In last months’ column, I stated that we would decide to an ‘overweight’ position in equities only at much lower prices. This statement became reality very fast by the market turmoil in December. Whereas upward price movements usually occur steadily, downward movements tend to show a wilder pattern: fear of losing money often leads to nervousness which escalated in December to downright panic. This didn’t happen on the basis of sudden negative economic news. Political unrest in the UK (Brexit) and certainly also in the US created substantial volatility in already nervous equity markets. Around Christmas, this all culminated into some sort of capitulation, with prices deep ‘in the red’. This was for us the trigger to switch the ‘signal’ to (light) green and start buying equities. For a first time since years we increased our extremely low weighting in the US by buying global index trackers (>50% US stocks), next to a number of European index funds. You will remember that we had been worrying about the very high valuation of US stocks and in particular the big Tech stocks like Apple, Facebook, Amazon and Google. Presently, they are quoted around 30 – 40% lower since the end of summer and even today they’re not dirt cheap. Nevertheless, the excess valuations have disappeared, in our view.

Problems solved?

A ‘contrarian’ investment strategy, i.e. buying when others are selling, feels good, though one only knows much later if one is rewarded for one’s courage. So what’s the status of the 4 major problems? Do they give us reason to become a bit more positive? Italy and Brussels have at l(e)ast compromised and 10 year bonds are quoted at 2,8% instead of the previous 3,8%. Speaking of interest rates, the FED has more or less apologised for its latest hike, which angered Trump (who shouldn’t get involved at all…). So for the time being, we don’t have to worry about much higher interest rates in the US and as a result, long rates came off here in Europe as well. That means that 2 major issues remain at the end of a rather disappointing year: that lovely, harmonious Brexit process and that charming trade relationship between China and the US…..

I will not write more on the first subject (“keep calm and carry on”) but on the second subject we notice that delegations from both parties will meet again in January. In the meantime, the Chinese have taken already quite a number of measures: the import tariffs on US cars has been substantially reduced; at the same time it has become increasingly easy for a foreign corporation to buy a majority stake in a Chinese company or joint-venture. With the result that China is making substantial moves to open up its markets. The question of ‘Intellectual Property’ will still require firm negotiations, but the door has been opened and slowly opens up more.

This doesn’t mean that the global economy has been climbing out of the ‘dip’ that I described last summer: investors and entrepreneurs tend to wait till their spread-sheets have gone haywire and in – and export tariffs are all over the place. Only after the dust has settled and one starts to get a feeling for what’s next, do entrepreneurs accelerate. In my opinion, this is what will happen next, but let’s first wait and see the economic and corporate results of the 4th quarter, which will probably still disappoint outside the US. The first quarter of this New Year doesn’t look very promising either. But once the trade disputes between China and the US is settled and Brexit has not led to a disaster, the world can get on with things.

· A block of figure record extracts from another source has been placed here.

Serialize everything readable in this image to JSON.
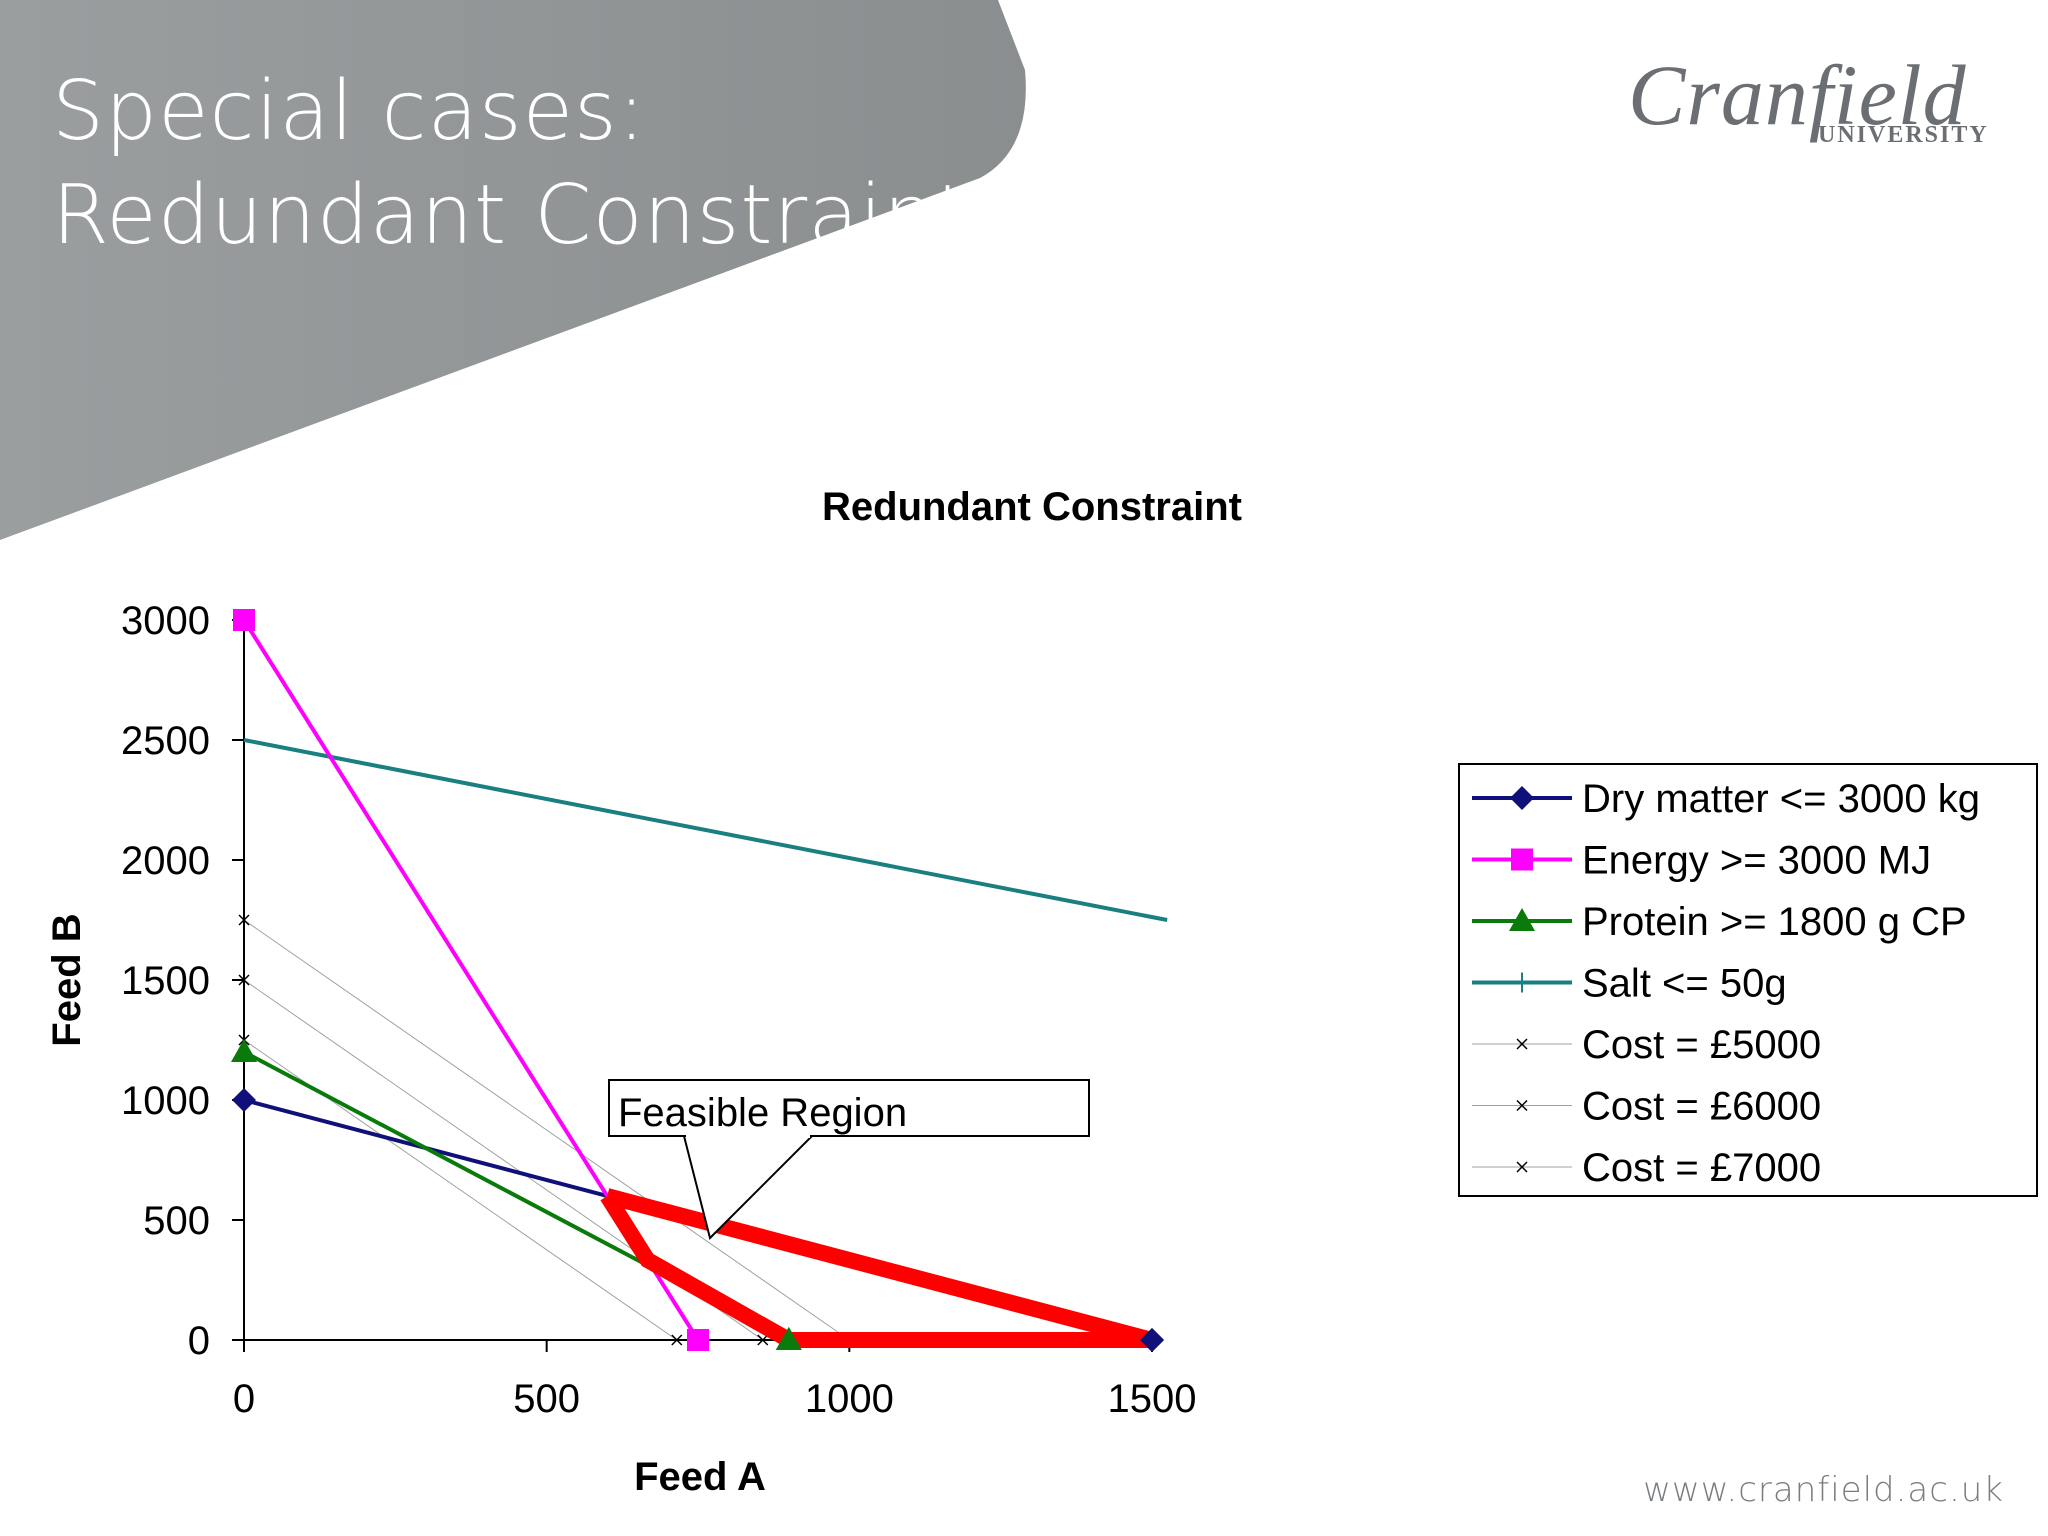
{
  "slide": {
    "title_line1": "Special cases:",
    "title_line2": "Redundant Constraint",
    "logo_name": "Cranfield",
    "logo_sub": "UNIVERSITY",
    "footer_url": "www.cranfield.ac.uk",
    "banner_color": "#8f9394"
  },
  "chart_data": {
    "type": "line",
    "title": "Redundant Constraint",
    "xlabel": "Feed A",
    "ylabel": "Feed B",
    "xlim": [
      0,
      1500
    ],
    "ylim": [
      0,
      3000
    ],
    "xticks": [
      0,
      500,
      1000,
      1500
    ],
    "yticks": [
      0,
      500,
      1000,
      1500,
      2000,
      2500,
      3000
    ],
    "series": [
      {
        "name": "Dry matter <= 3000 kg",
        "color": "#10107a",
        "width": 4,
        "marker": "diamond",
        "points": [
          [
            0,
            1000
          ],
          [
            1500,
            0
          ]
        ],
        "marker_points": [
          [
            0,
            1000
          ],
          [
            1500,
            0
          ]
        ]
      },
      {
        "name": "Energy >= 3000 MJ",
        "color": "#ff00ff",
        "width": 4,
        "marker": "square",
        "points": [
          [
            0,
            3000
          ],
          [
            750,
            0
          ]
        ],
        "marker_points": [
          [
            0,
            3000
          ],
          [
            750,
            0
          ]
        ]
      },
      {
        "name": "Protein >= 1800 g CP",
        "color": "#0a7a0a",
        "width": 4,
        "marker": "triangle",
        "points": [
          [
            0,
            1200
          ],
          [
            900,
            0
          ]
        ],
        "marker_points": [
          [
            0,
            1200
          ],
          [
            900,
            0
          ]
        ]
      },
      {
        "name": "Salt <= 50g",
        "color": "#1a7f80",
        "width": 4,
        "marker": "plus",
        "points": [
          [
            0,
            2500
          ],
          [
            1525,
            1750
          ]
        ],
        "marker_points": []
      },
      {
        "name": "Cost = £5000",
        "color": "#a0a0a0",
        "width": 1,
        "marker": "x",
        "points": [
          [
            0,
            1250
          ],
          [
            715,
            0
          ]
        ],
        "marker_points": [
          [
            0,
            1250
          ],
          [
            715,
            0
          ]
        ]
      },
      {
        "name": "Cost = £6000",
        "color": "#a0a0a0",
        "width": 1,
        "marker": "x",
        "points": [
          [
            0,
            1500
          ],
          [
            857,
            0
          ]
        ],
        "marker_points": [
          [
            0,
            1500
          ],
          [
            857,
            0
          ]
        ]
      },
      {
        "name": "Cost = £7000",
        "color": "#a0a0a0",
        "width": 1,
        "marker": "x",
        "points": [
          [
            0,
            1750
          ],
          [
            1000,
            0
          ]
        ],
        "marker_points": [
          [
            0,
            1750
          ]
        ]
      }
    ],
    "feasible_region": {
      "color": "#ff0000",
      "points": [
        [
          600,
          600
        ],
        [
          666.7,
          333.3
        ],
        [
          900,
          0
        ],
        [
          1500,
          0
        ],
        [
          600,
          600
        ]
      ]
    },
    "annotation": {
      "text": "Feasible Region",
      "pointer_targets": [
        [
          765,
          430
        ],
        [
          765,
          430
        ]
      ]
    },
    "legend": "right"
  }
}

Not that the whole world has been waiting for these major issues to be resolved. At the end of December, a new Trans Pacific Partnership was closed between a number of countries on both sides of the Pacific, between Japan and various Asian countries without China, and between Australia and New Zealand till Peru, Colombia and Mexico, without the US but including Canada. An important number of countries from the New World have now skipped their common trade barriers. This will lead to substantial trading impulses that could make even Trump doubt if he shouldn’t still join this group of countries that he left last year with much noise…

We will continue…

Let this be the good news for 2019: the world keeps on turning. Even when the   US under Trump is withdrawing from the global stage – both on a geo-political level and as far as climate-change is concerned – the world and life goes on and others will pick up the baton. More so, they will start filling in the gaping hole with their political and economic weight. America’s hegemony on the global stage is waning and we should all get used to this. 2019 doesn’t have to become another disappointing year from an investment point of view. Many worries have already been priced-in.